To him, he preposterously though understandably named Donald Bradman, an Australian cricket player who passed away in 2001 at the age of 92, as the World's greatest sportsman ever.

I wonder whether John Howard has heard of sportsmen like Jesse Owen, Pele, Rudy Hartono, Carl Lewis, Zico, Michael Jordan, Roger Federer, Steve Redgrave, Muhammad Ali, Wayne Gretsky, Diego Maradona, Mark Spitz, or even cricket's Sachin Tendulkar, etc to even dare named Bradman as a far greater athlete than them?


Pele in action

But we have to forgive Howard because besides being a cricket tragic he is also an Australian like Bradman and thus had been 'patriotic' in naming his countryman as the best of the bests.

Additionally, Howard is particularly known to be nostalgic about people and things of the 'golden age' of good old White Australia, an era before it was swamped by soccer-loving migrants from around the world like kaytee wakakaka. Donald Bradman was already a cricket icon in those 'wonderful' days of Howard's Australia, so he naturally would be the model icon for Howard.

In the English world, cricket was a game for the so-called 'better half' of society while soccer or football was for the peasants, wakakaka, though to be fair to Australia, which has a more egalitarian society than England, cricket was and still is enjoyed by all social classes.

In fact, in earlier England, fair play in cricket was so paramount and treasured that it gave us the English colloquialism of 'It's not cricket' to mean 'Having something that is unjust or just plain wrong done to someone or something'.

But today, ever since Murdoch initiated highly commercialized cricket games for his pay TV, with the players paid in the millions plus bonuses, the game of cricket is 'not cricket' anymore, where all sorts of unsavory stories about the game and some players have been heard.

Some players have got away or only suffered light taps on their wrists with allegations of cheating, match fixing or/and association with bookmakers - see here for two Australian cases where the two are considered by Australian cricket fans as virtually 'heroes'. But some like Ajay Sharma of India and the late Hansie Cronje, former South African cricket captain, were banned for life



Apart from cases and allegations of corruption, the game with significant financial rewards waiting for the winners has gone so disgracefully dirty that even the nasty unsportsmanlike 'sledging' has been allowed.

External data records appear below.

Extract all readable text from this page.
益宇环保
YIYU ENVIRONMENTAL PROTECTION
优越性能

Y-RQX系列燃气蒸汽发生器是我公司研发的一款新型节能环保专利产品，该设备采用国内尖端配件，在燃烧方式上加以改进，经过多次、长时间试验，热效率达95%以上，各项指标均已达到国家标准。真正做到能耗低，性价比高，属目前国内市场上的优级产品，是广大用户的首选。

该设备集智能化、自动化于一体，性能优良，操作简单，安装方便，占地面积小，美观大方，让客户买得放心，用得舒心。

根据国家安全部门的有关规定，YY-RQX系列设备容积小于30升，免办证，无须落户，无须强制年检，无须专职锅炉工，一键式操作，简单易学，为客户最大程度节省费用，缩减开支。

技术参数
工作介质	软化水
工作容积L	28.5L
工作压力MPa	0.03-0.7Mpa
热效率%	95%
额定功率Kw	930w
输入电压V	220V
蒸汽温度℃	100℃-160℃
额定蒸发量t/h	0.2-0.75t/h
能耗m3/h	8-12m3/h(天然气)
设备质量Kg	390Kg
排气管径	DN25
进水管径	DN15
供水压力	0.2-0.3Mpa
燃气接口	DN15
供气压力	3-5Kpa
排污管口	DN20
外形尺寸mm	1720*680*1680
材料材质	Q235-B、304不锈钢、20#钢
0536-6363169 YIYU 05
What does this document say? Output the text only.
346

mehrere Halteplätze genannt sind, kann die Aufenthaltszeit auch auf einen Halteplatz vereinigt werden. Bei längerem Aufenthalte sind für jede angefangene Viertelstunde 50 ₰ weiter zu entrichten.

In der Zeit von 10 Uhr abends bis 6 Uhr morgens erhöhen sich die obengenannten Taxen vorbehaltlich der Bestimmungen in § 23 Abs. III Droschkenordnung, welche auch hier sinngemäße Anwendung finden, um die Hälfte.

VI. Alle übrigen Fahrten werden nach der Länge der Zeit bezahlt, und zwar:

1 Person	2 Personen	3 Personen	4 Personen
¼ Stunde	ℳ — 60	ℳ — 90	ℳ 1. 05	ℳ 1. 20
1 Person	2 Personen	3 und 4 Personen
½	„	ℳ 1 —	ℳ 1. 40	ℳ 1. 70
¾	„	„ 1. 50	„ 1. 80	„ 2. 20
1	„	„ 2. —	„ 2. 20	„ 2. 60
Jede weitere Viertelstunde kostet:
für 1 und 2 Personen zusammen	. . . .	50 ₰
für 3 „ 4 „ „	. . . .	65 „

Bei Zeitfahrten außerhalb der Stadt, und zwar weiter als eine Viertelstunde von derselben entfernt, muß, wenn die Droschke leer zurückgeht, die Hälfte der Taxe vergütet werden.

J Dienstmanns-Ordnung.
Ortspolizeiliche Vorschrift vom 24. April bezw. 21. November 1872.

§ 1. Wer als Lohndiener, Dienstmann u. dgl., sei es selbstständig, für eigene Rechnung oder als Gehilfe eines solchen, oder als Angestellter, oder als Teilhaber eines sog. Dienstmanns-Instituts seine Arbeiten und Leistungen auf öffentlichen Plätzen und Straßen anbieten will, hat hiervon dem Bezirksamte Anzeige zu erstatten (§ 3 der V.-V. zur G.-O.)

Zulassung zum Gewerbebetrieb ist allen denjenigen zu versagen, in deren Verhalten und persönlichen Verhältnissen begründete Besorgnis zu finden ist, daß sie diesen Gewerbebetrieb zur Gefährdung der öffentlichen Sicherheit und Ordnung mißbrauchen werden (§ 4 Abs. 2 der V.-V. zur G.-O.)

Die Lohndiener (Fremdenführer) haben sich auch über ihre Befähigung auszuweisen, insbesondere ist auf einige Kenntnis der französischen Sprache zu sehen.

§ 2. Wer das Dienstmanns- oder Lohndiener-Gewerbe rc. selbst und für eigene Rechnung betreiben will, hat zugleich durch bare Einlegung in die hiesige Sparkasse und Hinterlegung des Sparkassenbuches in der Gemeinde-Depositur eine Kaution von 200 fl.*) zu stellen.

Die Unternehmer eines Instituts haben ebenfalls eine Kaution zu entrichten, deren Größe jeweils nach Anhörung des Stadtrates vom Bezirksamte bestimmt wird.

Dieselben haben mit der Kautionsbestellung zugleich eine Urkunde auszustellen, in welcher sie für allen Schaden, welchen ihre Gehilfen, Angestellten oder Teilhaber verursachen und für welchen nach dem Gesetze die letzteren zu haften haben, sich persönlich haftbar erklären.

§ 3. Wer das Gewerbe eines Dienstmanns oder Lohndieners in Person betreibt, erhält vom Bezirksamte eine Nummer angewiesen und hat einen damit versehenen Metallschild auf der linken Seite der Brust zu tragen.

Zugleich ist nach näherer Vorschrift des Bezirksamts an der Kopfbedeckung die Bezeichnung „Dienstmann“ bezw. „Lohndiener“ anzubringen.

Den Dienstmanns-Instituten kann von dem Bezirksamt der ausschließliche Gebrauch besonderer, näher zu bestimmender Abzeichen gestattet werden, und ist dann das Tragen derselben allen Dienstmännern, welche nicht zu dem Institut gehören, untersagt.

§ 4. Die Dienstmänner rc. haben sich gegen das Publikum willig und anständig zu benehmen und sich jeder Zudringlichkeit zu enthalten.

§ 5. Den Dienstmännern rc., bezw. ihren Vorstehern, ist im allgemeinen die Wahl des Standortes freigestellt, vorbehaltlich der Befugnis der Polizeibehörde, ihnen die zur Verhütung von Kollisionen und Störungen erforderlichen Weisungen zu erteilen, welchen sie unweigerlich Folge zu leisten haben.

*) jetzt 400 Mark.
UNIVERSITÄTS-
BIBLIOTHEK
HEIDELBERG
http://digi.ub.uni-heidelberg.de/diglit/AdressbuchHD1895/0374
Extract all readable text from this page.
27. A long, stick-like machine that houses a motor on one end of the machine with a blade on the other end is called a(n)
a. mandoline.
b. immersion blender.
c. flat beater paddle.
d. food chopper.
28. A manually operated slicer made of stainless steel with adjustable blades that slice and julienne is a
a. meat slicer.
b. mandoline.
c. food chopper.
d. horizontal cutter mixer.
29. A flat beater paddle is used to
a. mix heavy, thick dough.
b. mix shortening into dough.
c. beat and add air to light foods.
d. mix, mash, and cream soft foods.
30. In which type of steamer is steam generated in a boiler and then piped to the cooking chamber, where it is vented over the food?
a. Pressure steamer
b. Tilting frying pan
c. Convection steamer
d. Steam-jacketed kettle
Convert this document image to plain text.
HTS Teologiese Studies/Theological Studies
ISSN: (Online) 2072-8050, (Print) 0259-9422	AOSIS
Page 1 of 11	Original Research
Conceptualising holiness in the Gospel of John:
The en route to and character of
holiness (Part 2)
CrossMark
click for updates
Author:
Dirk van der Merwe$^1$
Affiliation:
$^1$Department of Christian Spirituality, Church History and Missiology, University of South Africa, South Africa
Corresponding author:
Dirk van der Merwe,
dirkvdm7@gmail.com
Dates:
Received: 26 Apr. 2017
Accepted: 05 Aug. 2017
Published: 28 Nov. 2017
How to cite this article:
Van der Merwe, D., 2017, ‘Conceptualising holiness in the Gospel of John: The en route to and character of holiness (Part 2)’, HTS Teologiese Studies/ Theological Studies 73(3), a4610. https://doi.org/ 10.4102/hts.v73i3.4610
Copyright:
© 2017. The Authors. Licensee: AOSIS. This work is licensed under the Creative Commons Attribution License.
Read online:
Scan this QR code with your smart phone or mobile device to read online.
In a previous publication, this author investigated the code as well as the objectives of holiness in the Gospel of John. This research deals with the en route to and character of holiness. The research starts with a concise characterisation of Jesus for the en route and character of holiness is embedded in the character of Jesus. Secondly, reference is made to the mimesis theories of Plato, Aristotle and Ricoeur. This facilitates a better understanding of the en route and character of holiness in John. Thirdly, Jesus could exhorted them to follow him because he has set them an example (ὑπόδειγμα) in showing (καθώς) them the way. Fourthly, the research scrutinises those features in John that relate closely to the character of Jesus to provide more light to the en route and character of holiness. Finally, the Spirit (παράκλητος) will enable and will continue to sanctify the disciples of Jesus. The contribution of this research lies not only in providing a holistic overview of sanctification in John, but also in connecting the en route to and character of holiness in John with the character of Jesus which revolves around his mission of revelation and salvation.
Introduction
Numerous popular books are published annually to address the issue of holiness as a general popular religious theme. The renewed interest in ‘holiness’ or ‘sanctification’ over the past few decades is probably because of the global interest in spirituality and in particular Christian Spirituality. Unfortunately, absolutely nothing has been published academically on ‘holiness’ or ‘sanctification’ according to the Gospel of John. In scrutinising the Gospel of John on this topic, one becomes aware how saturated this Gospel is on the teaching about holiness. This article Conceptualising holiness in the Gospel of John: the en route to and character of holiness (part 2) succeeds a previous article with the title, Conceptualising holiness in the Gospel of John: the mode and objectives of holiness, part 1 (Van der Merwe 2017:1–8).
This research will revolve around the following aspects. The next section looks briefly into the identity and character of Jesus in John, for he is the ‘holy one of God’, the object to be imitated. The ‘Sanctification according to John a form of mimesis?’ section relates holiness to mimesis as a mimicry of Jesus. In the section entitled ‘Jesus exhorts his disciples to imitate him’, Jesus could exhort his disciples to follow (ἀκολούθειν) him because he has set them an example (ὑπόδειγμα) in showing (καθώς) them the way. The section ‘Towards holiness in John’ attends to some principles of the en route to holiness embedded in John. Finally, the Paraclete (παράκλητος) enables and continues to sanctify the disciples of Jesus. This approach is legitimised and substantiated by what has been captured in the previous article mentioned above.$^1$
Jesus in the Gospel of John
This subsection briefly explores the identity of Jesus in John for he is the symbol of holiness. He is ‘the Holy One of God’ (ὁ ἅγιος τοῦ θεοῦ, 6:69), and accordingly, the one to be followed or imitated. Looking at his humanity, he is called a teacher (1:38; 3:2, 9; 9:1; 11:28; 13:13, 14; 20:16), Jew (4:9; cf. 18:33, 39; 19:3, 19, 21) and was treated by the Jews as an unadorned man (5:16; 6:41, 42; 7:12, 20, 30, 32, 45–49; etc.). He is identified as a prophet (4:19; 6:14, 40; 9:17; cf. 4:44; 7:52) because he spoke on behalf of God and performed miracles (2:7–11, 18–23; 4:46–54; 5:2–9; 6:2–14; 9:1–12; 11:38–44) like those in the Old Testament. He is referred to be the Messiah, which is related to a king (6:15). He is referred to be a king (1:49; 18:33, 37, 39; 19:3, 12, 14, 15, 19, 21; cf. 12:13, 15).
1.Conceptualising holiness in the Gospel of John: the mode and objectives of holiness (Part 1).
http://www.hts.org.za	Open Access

Sledging in cricket is the practice of gaining an advantage over the opposition through insulting or verbally intimidating the players of the other team so as to unsettle them or make them lose their cool. The aim is to make them play in a less composed and thus less skillful form.

The professional cricket players will attempt to bullshit that sledging is humorous and an important part of cricket. but we note that no other professional game other than cricket allows sledging.

The ulterior objective is to win (the money prize plus the lucrative advertising contracts) by any means, including nasty psychological warfare of verbal abuses to make the opponent lose his temper and thus his ability to play in a composed, cool and collected manner.

Anyway, our subcontinent friends in Singapore had on Tuesday night watched a televised match between the West Indies and Bangladesh where the Windies (the name of the West Indies cricket team) won.



I'm not sure whether there was 'sledging' among the spectators, wakakaka, but a brawl broke out among the migrant worker spectators, and their usual antics, lighting a fire, became their signature tune again, wakakaka.

As to who was supporting which team, and what was the grievance leading to the brawl, no one has said a word on it, but I just wonder whether the happy brew was involved, again? Wakakaka.

Some people just can't change, wakakaka.